Böylelikle bundan sonraki eylemlere halkın yoğun kitlesel katılımını tekrar sağlamak da kolay kolay mümkün olmayacaktır.
* * *
Şimdi… Bu haliyle “Sendikal Platform” eylem disipliniyle otoriteyi hiçbir zaman sağlayamayacaktır. Bu birlikteliğin yapısı homojen olmadığı gibi;
Herhangi bir sendikanın bir adım daha öne çıkıp, otorite ve disiplini bir ölçüde olsun kontrol edebilme durumu da yok… İrili ufaklı bütün sendikalar “Sendikal Platform” çatısı altında “mutlak eşitlik” temelinde yer alıyorlar.
Söz söyleme hakkı bakımından bu durum anlayışla karşılansa da;
Mesele, eylem alanlarının disiplini ve otorite noktasına gelince… Ciddi zafiyetlere yol açmaktadır.
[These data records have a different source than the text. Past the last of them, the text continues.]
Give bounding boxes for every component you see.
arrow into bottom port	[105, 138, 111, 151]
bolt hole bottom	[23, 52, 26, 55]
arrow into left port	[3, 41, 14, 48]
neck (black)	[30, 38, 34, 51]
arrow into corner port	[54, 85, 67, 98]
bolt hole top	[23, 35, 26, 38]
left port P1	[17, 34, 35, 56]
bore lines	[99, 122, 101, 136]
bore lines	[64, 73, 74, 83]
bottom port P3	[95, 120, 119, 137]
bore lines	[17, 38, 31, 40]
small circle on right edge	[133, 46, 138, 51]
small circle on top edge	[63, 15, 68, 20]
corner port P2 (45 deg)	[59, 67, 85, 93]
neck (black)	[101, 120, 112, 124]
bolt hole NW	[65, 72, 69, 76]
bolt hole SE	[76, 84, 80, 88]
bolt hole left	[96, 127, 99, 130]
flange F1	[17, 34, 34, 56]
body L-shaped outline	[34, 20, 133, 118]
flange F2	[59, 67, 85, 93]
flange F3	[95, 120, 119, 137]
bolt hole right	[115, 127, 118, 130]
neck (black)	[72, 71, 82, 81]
Hemen her sendikanın kolladığı, sempati duyduğu farklı gruplar söz konusu olur eylem alanlarında…
Ve birisinin kolladığına, yekdiğerinin söz geçirmesi mümkün olmaz, dahası “platformun” sözde yara almaması için böyle bir girişimde dahi bulunmaktan geri dururlar.
Böyle olunca da, demokratik hareketlilik karşısında “kontra mevzilerini” iyi tahkim eden siyasi rejimle iktidarları, hareketin en yumuşak karnı olan siyasi önderlik, otorite ve disiplin boşluğunu kullanarak provokasyonlarını devreye sokar ve sonuçta önce “Habeş Ordusu” görüntüsü ortaya çıkar, ardından da kaçınılmaz dağılma…
Bazı marjinal grup veya kişilerin, iktidarda iki yıldır bu toplumu darmaduman eden, halk yararına hiçbir olumlu icraata imza atmayan mevcut iktidara yüklenmek yerine, ısrarla muhalefetteki siyasi partilere yönelik aşağılama, küfür ve saldırılara girişmesinin ardındaki temel dürtü nedir sanıyorsunuz?
Onları toplumsal hareketten uzak tutarak, kitlelerle kucaklaşmalarını önlemek, dayanışma köprülerini atarak, siyasi önderlikle eylem alanlarına kitlesel disiplin ve otoriteyi getirmelerini engellemektir tüm amaç…
Ve doğal olarak siyasi rejim ve iktidarının birtakım marjinal-radikal çıkışlar üzerinden propagandalarını yoğunlaştırarak, kitleleri demokratik mücadeleden ve eylem alanlarından soğutmasını sağlamak…
Sendikal hareketle siyasi muhalefetin tüm koşullanmalarını bir kenara bırakarak ve de behemehal toplum hassasiyetleri noktasında bir konsensüs etrafında uzlaşarak, hareketi yeniden derleyip toparlamak ve demokratik disipline sokmak durumundadırlar. Uzlaşma noktasında geciktikleri her gün, siyasi rejimin halka karşı yeni anti-demokratik mevziler oluşturmasına yol açacaktır.